The interesting thing about yoga, I’ve found, is that it’s slow before it gets harder. A good instructor takes you through controlling your breath, focusing on your movement, and doesn’t pressure you into perfection. All bodies are different and yoga isn’t about straining yourself into poses that you’re not ready for. Before you start trying to tie yourself into a pretzel, you’re taught how to stand, how to sit, and how to breathe.
The steady pattern of inhale and exhale with each pose shift was probably the hardest thing for me to grasp. I was only two months post-op when I started. I still had dissolving stitches refusing to stop stabbing out of my flesh, and I’d just spent the last couple years feeling like death was upon me. Until this point my breathing was still shallow, anything deeper brought with it the psychological feeling of being strangled even though there is now significantly less getting in the way of my lungs. But it wasn’t too long before I finally got the hang of it.
The remarkable side benefits of yoga came in the weeks that followed. Like with any exercise, doing yoga doesn’t leave you much room for thinking. Your focus is on the voice of your instructor as they tell you when to breathe and what pose to move into with your flow. It’s a chance to dump the mind in exchange for new information. My ADHD and anxiety are unable to get in the way while I’m going through poses, leaving my mind with a newfound quiet for just long enough that I can get some peace. Each session is punctuated with meditation for the heart and breath to slow back down and for the mind to be at ease, my daily ritual coming to a comfortable close before I carry on with my day.
Meditation is met with mixed results depending on what your brain does. Folks with anxiety and/or depression may say that they can’t handle being alone with their thoughts for that long. Folks with ADHD may say that they can’t sit still for long enough.

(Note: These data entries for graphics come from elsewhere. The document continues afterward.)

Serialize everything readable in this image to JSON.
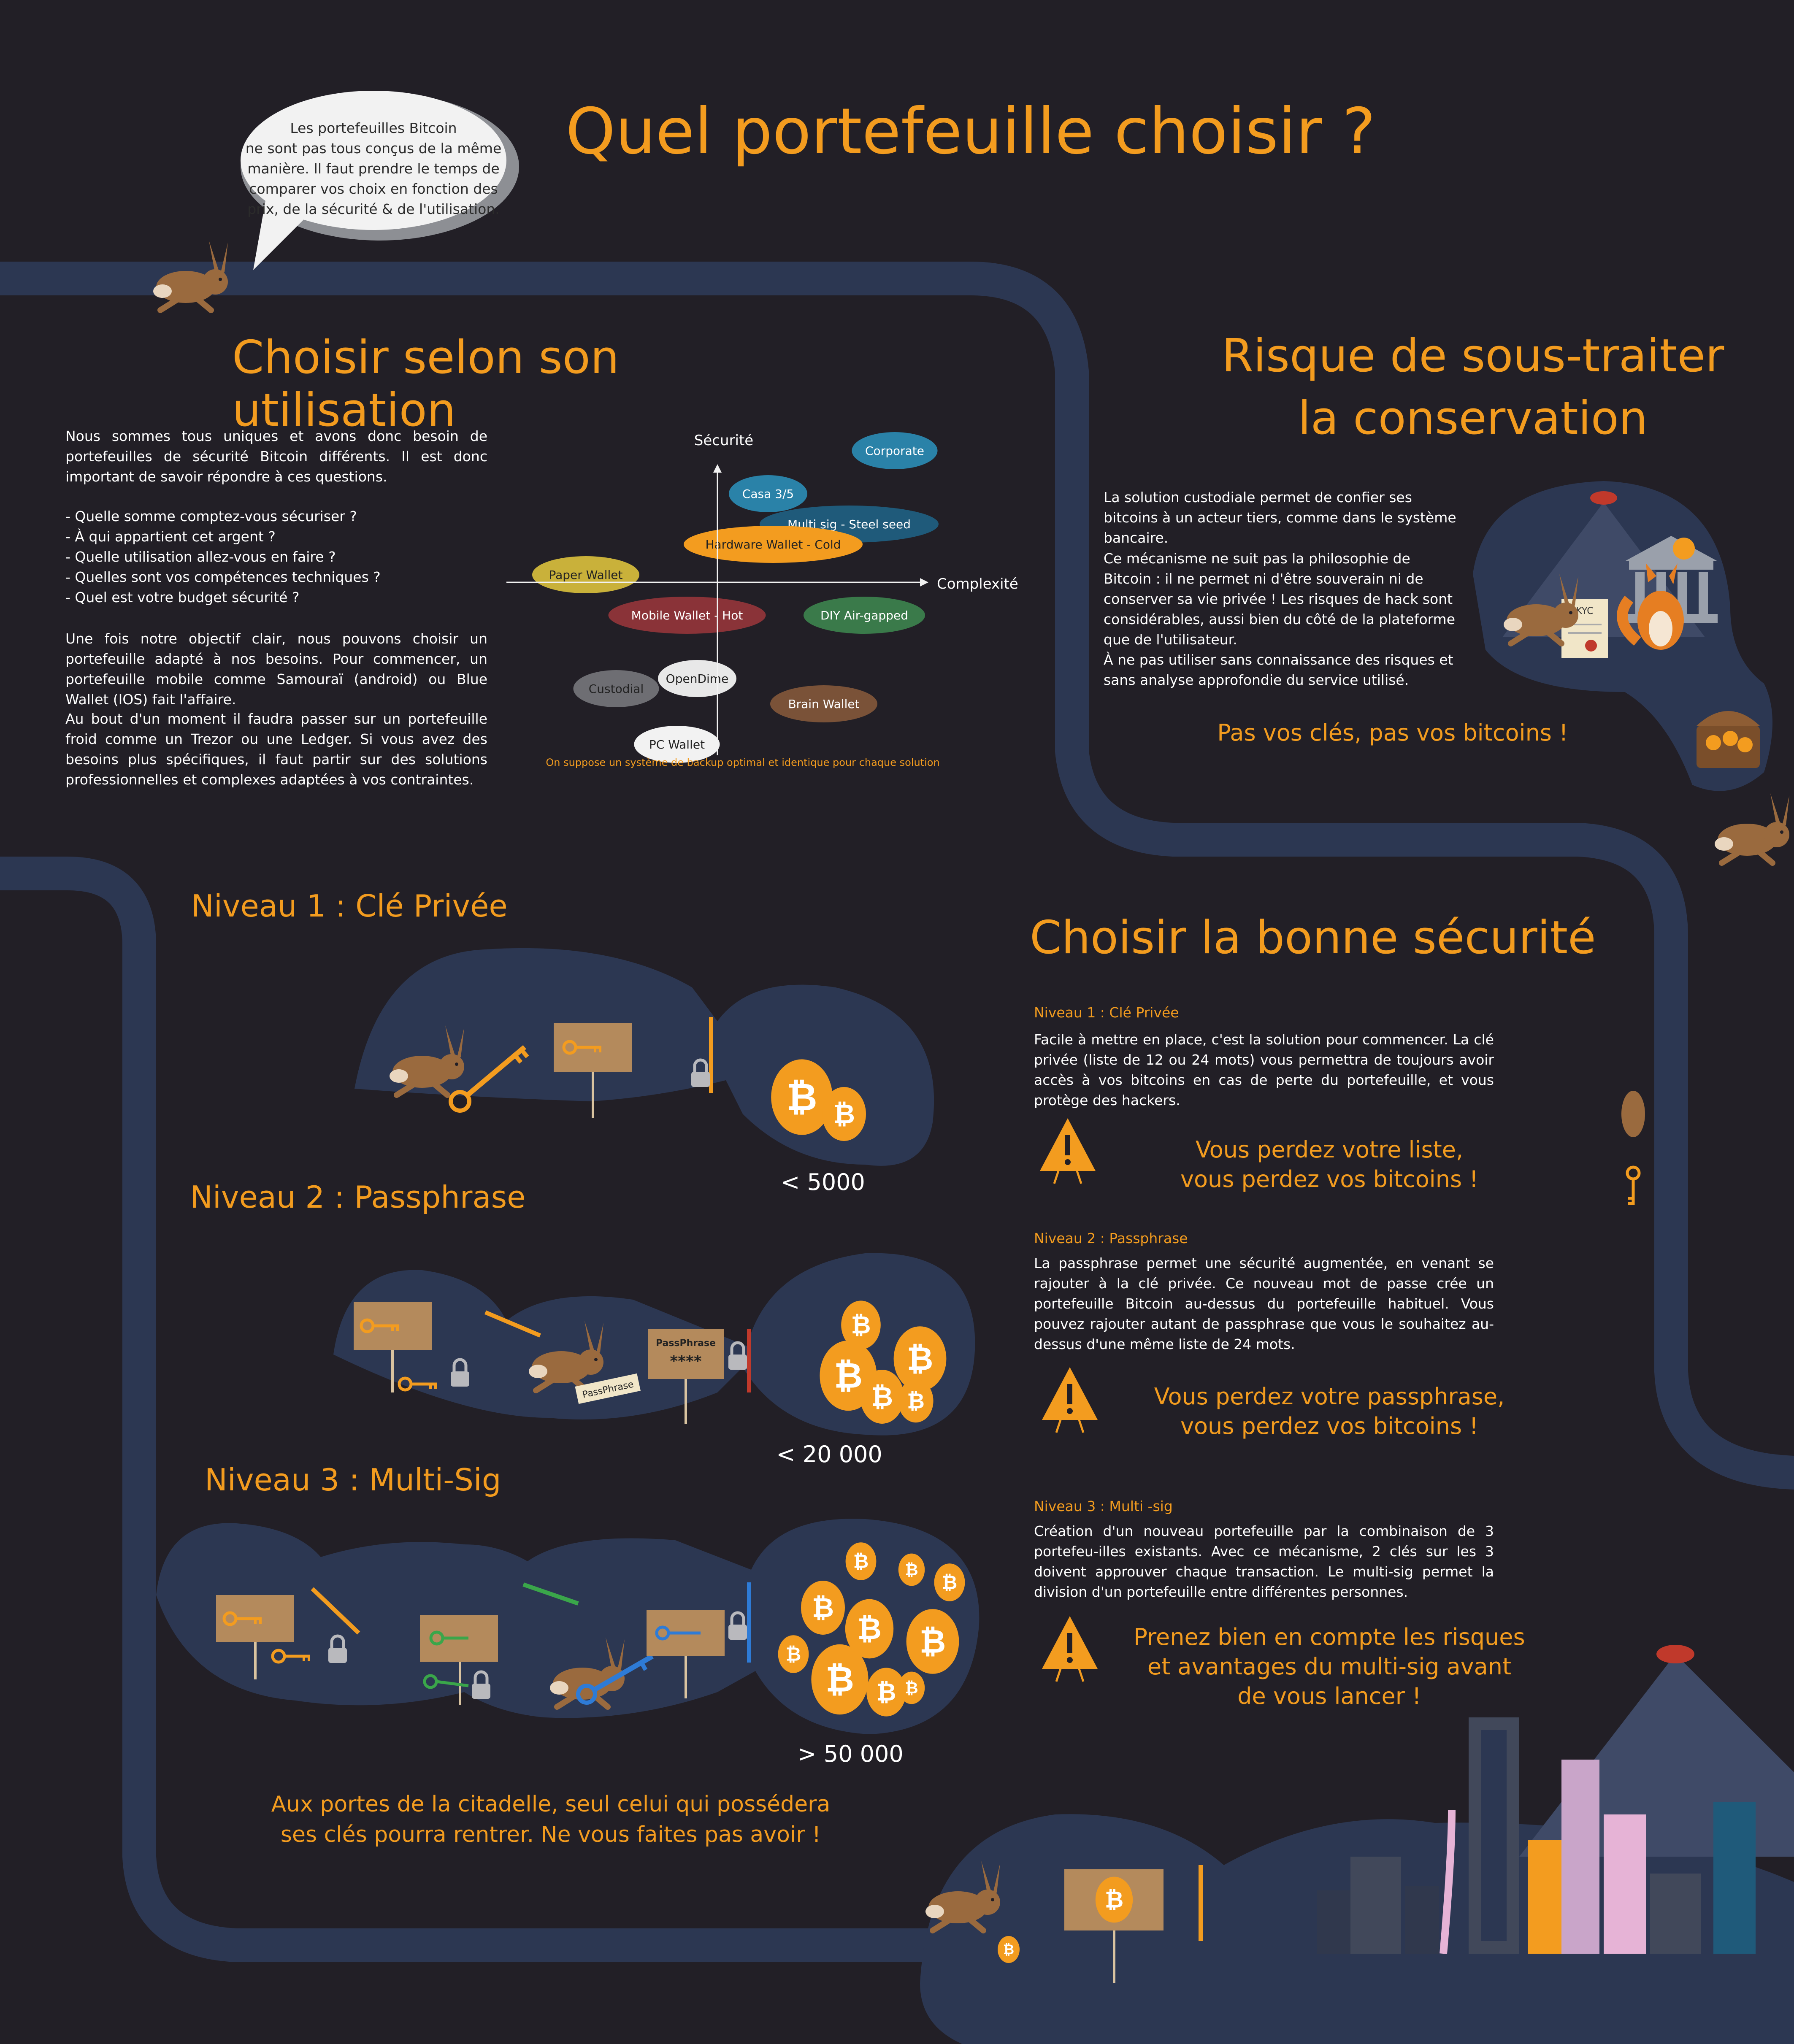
{
  "title": "Quel portefeuille choisir ?",
  "bubble": "Les portefeuilles Bitcoin\nne sont pas tous conçus de la même manière. Il faut prendre le temps de comparer vos choix en fonction des prix, de la sécurité & de l'utilisation.",
  "usage": {
    "heading": "Choisir selon son utilisation",
    "p1": "Nous sommes tous uniques et avons donc besoin de portefeuilles de sécurité Bitcoin différents. Il est donc important de savoir répondre à ces questions.",
    "questions": [
      "- Quelle somme comptez-vous sécuriser ?",
      "- À qui appartient cet argent ?",
      "- Quelle utilisation allez-vous en faire ?",
      "- Quelles sont vos compétences techniques ?",
      "- Quel est votre budget sécurité ?"
    ],
    "p2": "Une fois notre objectif clair, nous pouvons choisir un portefeuille adapté à nos besoins. Pour commencer, un portefeuille mobile comme Samouraï (android) ou Blue Wallet (IOS) fait l'affaire.",
    "p3": "Au bout d'un moment il faudra passer sur un portefeuille froid comme un Trezor ou une Ledger. Si vous avez des besoins plus spécifiques, il faut partir sur des solutions professionnelles et complexes adaptées à vos contraintes."
  },
  "chart_data": {
    "type": "scatter",
    "xlabel": "Complexité",
    "ylabel": "Sécurité",
    "note": "On suppose un système de backup optimal et identique pour chaque solution",
    "points": [
      {
        "label": "Corporate",
        "x": 3.5,
        "y": 2.6,
        "color": "#2a82a8"
      },
      {
        "label": "Casa 3/5",
        "x": 1.0,
        "y": 1.75,
        "color": "#2a82a8"
      },
      {
        "label": "Multi sig - Steel seed",
        "x": 2.6,
        "y": 1.15,
        "color": "#1f5a7a"
      },
      {
        "label": "Hardware Wallet - Cold",
        "x": 1.1,
        "y": 0.75,
        "color": "#f39c1f"
      },
      {
        "label": "Paper Wallet",
        "x": -2.6,
        "y": 0.15,
        "color": "#c9b13a"
      },
      {
        "label": "Mobile Wallet - Hot",
        "x": -0.6,
        "y": -0.65,
        "color": "#8a3338"
      },
      {
        "label": "DIY Air-gapped",
        "x": 2.9,
        "y": -0.65,
        "color": "#3a7a4a"
      },
      {
        "label": "Custodial",
        "x": -2.0,
        "y": -2.1,
        "color": "#6e6e73"
      },
      {
        "label": "OpenDime",
        "x": -0.4,
        "y": -1.9,
        "color": "#e8e8e8"
      },
      {
        "label": "Brain Wallet",
        "x": 2.1,
        "y": -2.4,
        "color": "#7a5238"
      },
      {
        "label": "PC Wallet",
        "x": -0.8,
        "y": -3.2,
        "color": "#f2f2f2"
      }
    ]
  },
  "risk": {
    "heading_line1": "Risque de sous-traiter",
    "heading_line2": "la conservation",
    "p1": "La solution custodiale permet de confier ses bitcoins à un acteur tiers,  comme dans le système bancaire.",
    "p2": "Ce mécanisme ne suit pas la philosophie de Bitcoin : il ne permet ni d'être souverain ni de conserver sa vie privée !  Les risques de hack sont considérables, aussi bien du côté de la plateforme que de l'utilisateur.",
    "p3": "À ne pas utiliser sans connaissance des risques et sans analyse approfondie du service utilisé.",
    "slogan": "Pas vos clés, pas vos bitcoins !",
    "kyc": "KYC"
  },
  "levels": {
    "n1_title": "Niveau 1 : Clé Privée",
    "n1_amount": "< 5000",
    "n2_title": "Niveau 2 : Passphrase",
    "n2_amount": "< 20 000",
    "n2_sign": "PassPhrase",
    "n2_stars": "****",
    "n2_ticket": "PassPhrase",
    "n3_title": "Niveau 3 : Multi-Sig",
    "n3_amount": "> 50 000",
    "footer": "Aux portes de la citadelle, seul celui qui possédera ses clés pourra rentrer. Ne vous faites pas avoir !"
  },
  "security": {
    "heading": "Choisir la bonne sécurité",
    "l1_label": "Niveau 1 : Clé Privée",
    "l1_text": "Facile à mettre en place, c'est la solution pour commencer. La clé privée (liste de 12 ou 24 mots) vous permettra de toujours avoir accès à vos bitcoins en cas de perte du portefeuille, et vous protège des hackers.",
    "w1": "Vous perdez votre liste,\nvous perdez vos bitcoins !",
    "l2_label": "Niveau 2 : Passphrase",
    "l2_text": "La passphrase permet une sécurité augmentée, en venant se rajouter à la clé privée. Ce nouveau mot de passe crée un portefeuille Bitcoin au-dessus du portefeuille habituel. Vous pouvez rajouter autant de passphrase que vous le souhaitez au-dessus d'une même liste de 24 mots.",
    "w2": "Vous perdez votre passphrase,\nvous perdez vos bitcoins !",
    "l3_label": "Niveau 3 : Multi -sig",
    "l3_text": "Création d'un nouveau portefeuille par la combinaison de 3 portefeu-illes existants. Avec ce mécanisme, 2 clés sur les 3 doivent approuver chaque transaction. Le multi-sig permet la division d'un portefeuille entre différentes personnes.",
    "w3": "Prenez bien en compte les risques\net avantages du multi-sig avant\nde vous lancer !"
  },
  "colors": {
    "background": "#221f26",
    "tunnel": "#2c3752",
    "accent": "#f39c1f",
    "egg": "#f39c1f"
  },
  "icons": [
    "rabbit-icon",
    "fox-icon",
    "key-icon",
    "padlock-icon",
    "bitcoin-egg-icon",
    "warning-icon",
    "bank-icon",
    "treasure-chest-icon",
    "lamp-icon",
    "city-skyline"
  ]
}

For me, meditation puts a great big and beautiful metaphysical bow on the exercise. It’s a way for me to find relief from my near constant overthinking about everything. My ritual begins immediately after crawling out of bed. I set up my mat on the deck and practice for between 15 and 30 minutes, depending on the videos I follow. At the end of each practice, for a few minutes, I sit, close my eyes, and become aware of my body and mind. If I feel myself get twitchy, I keep my hands on my knees anyways, eyes closed and body still. If I start to notice my thoughts trying to turn to something irrelevant or unproductive, like a conversation from a week ago, then I force myself to hear the wind blowing through the trees around the house.
It’s helped me immeasurably, I feel, and I’ve been able to take it with me throughout the rest of my day whenever I need a moment to quiet my mind. Inhale, notice what’s wrong but don’t let it take over. Exhale, focus on the breath. Count if you have to. Just let yourself exist in this moment. And remember to breathe.